O último Censo do IBGE, realizado em 2010, revelou que 50,7% da população brasileira é composta por negros: 7,6% de pretos e 43,1% de pardos. Porém, segundo dados do mapeamento Perfil social, racial e de gênero das 500 maiores empresas do Brasil e suas ações afirmativas, elaborado pelo Instituto Ethos e lançado pela última vez no mesmo ano de 2010, apenas 5,3% dos postos de comando das grandes companhias que atuam na sociedade brasileira são ocupados por negros.

 Estes números refletem uma desigualdade racial gritante, ainda mais evidente quando comparamos os dados do Brasil com os dos EUA. Lá, segundo o The Executive Leadership Council, numa população composta por 12,6% de negros, 9,4% dos executivos das 100 maiores corporações são african-americans. Assim, para termos uma representação de negros no mundo empresarial mais próxima daquela encontrada nos Estados Unidos, que já é desigual, deveríamos contar com 37,8% de afrodescendentes nos postos de direção das maiores empresas que operam no país, um percentual sete vezes superior aos atuais 5,3%. Quais razões explicam essa desproporção tão desfavorável à realidade brasileira?

Uma pista para respondermos a essa questão é encontrada no próprio levantamento do Ethos. Ele traz também dados sobre o que as 500 maiores empresas que operam no Brasil afirmam estar fazendo para reduzir as desigualdades raciais no país. Apenas 3% dessas companhias disseram possuir políticas com metas e ações planejadas para incentivar a participação de negros nos níveis de direção; ao passo que 25% reconheceram que se limitam a desenvolver iniciativas pontuais para incentivar a participação desse contingente populacional em cargos executivos na organização e 72% admitiram não adotar nenhuma medida nesse sentido.

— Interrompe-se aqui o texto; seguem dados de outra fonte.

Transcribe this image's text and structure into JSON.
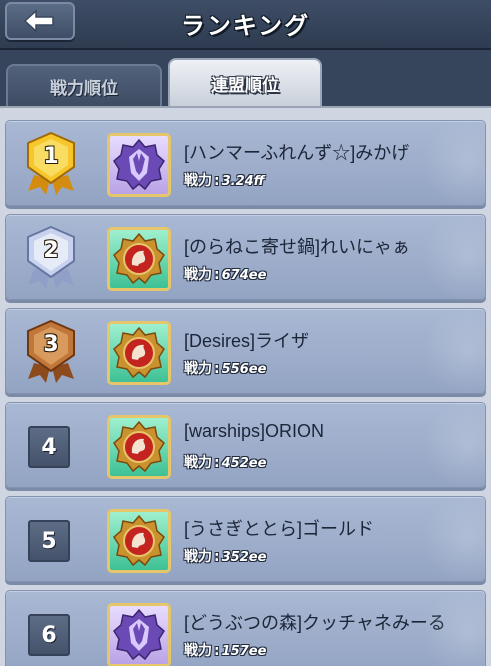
{
  "header": {
    "title": "ランキング",
    "back_icon": "back-arrow-icon"
  },
  "tabs": [
    {
      "label": "戦力順位",
      "active": false
    },
    {
      "label": "連盟順位",
      "active": true
    }
  ],
  "rows": [
    {
      "rank": "1",
      "rank_style": "gold-medal",
      "emblem": "purple-wolf",
      "name": "[ハンマーふれんず☆]みかげ",
      "power_label": "戦力",
      "power_value": "3.24ff"
    },
    {
      "rank": "2",
      "rank_style": "silver-medal",
      "emblem": "red-lion",
      "name": "[のらねこ寄せ鍋]れいにゃぁ",
      "power_label": "戦力",
      "power_value": "674ee"
    },
    {
      "rank": "3",
      "rank_style": "bronze-medal",
      "emblem": "red-lion",
      "name": "[Desires]ライザ",
      "power_label": "戦力",
      "power_value": "556ee"
    },
    {
      "rank": "4",
      "rank_style": "box",
      "emblem": "red-lion",
      "name": "[warships]ORION",
      "power_label": "戦力",
      "power_value": "452ee"
    },
    {
      "rank": "5",
      "rank_style": "box",
      "emblem": "red-lion",
      "name": "[うさぎととら]ゴールド",
      "power_label": "戦力",
      "power_value": "352ee"
    },
    {
      "rank": "6",
      "rank_style": "box",
      "emblem": "purple-wolf",
      "name": "[どうぶつの森]クッチャネみーる",
      "power_label": "戦力",
      "power_value": "157ee"
    }
  ],
  "colors": {
    "gold": "#f2b81c",
    "silver": "#aebbe0",
    "bronze": "#b4662c",
    "row_bg": "#a0b0cd"
  }
}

Nos EUA a luta do movimento negro nos anos 1960 e 70 levaram não apenas à derrocada do regime de segregação racial, mas também à implementação de políticas de ação afirmativa, que contemplaram cotas para negros no ensino superior e no mercado de trabalho. Tais políticas tiveram resultados significativos, dentre os quais a ampliação da participação de african-americans no mundo corporativo do país, ao ponto de chegarem ao patamar aludido anteriormente.

No Brasil, em contraste, embora o movimento negro venha acumulando forças e, ao menos desde os anos 1990, pressione mais sistematicamente o Estado pela adoção de políticas de ação afirmativa voltadas para os afrodescendentes, as conquistas que obteve foram mais voltadas para a educação, resultando na promulgação em 2012 da Lei 12.711, que dispõe sobre a reserva de um percentual das vagas nas instituições federais de ensino superior para os negros, de acordo com o censo demográfico de cada região.

 No que se refere ao mercado de trabalho, as primeiras versões do Estatuto da Igualdade Racial previam cotas para contratação de negros pelas empresas, por meio de incentivos fiscais que lhes seriam oferecidos pelo Estado. Porém, quando da sua aprovação pelo Senado Federal em 2010, essa cláusula havia sido suprimida. De toda forma, a questão continuou a ser debatida pelos parlamentares e em 2014 o Governo Federal sancionou a Lei 12.990, que estabelece que 20% das vagas nos concursos públicos federais devem ser reservadas para negros, algo que foi seguido por prefeituras e governos de diversos municípios e estados da federação.

E quanto ao setor privado? As empresas privadas costumam reagir à regulação do Estado sobre sua atuação, criticando normalmente o que consideram algo mandatório. Porém, o que os dados expostos acima parecem revelar é que as políticas de ação afirmativas, dentre as quais as cotas para negros no mercado de trabalho, são um caminho importante para a redução das desigualdades raciais no Brasil. Tal como aconteceu nos EUA, elas podem acelerar a ampliação do contingente de negros ocupando postos de maior poder, prestígio e remuneração, dentre eles os cargos executivos no mundo corporativo.

*Pedro Jaime de Coelho Júnior é Professor do Programa de Mestrado e Doutorado em Administração do Centro Universitário FEI, onde pesquisa temas relacionados à questão racial, gênero e diversidade no mundo empresarial. É Doutor em Antropologia Social pela USP e em Sociologia & Antropologia pela Universidade Lyon.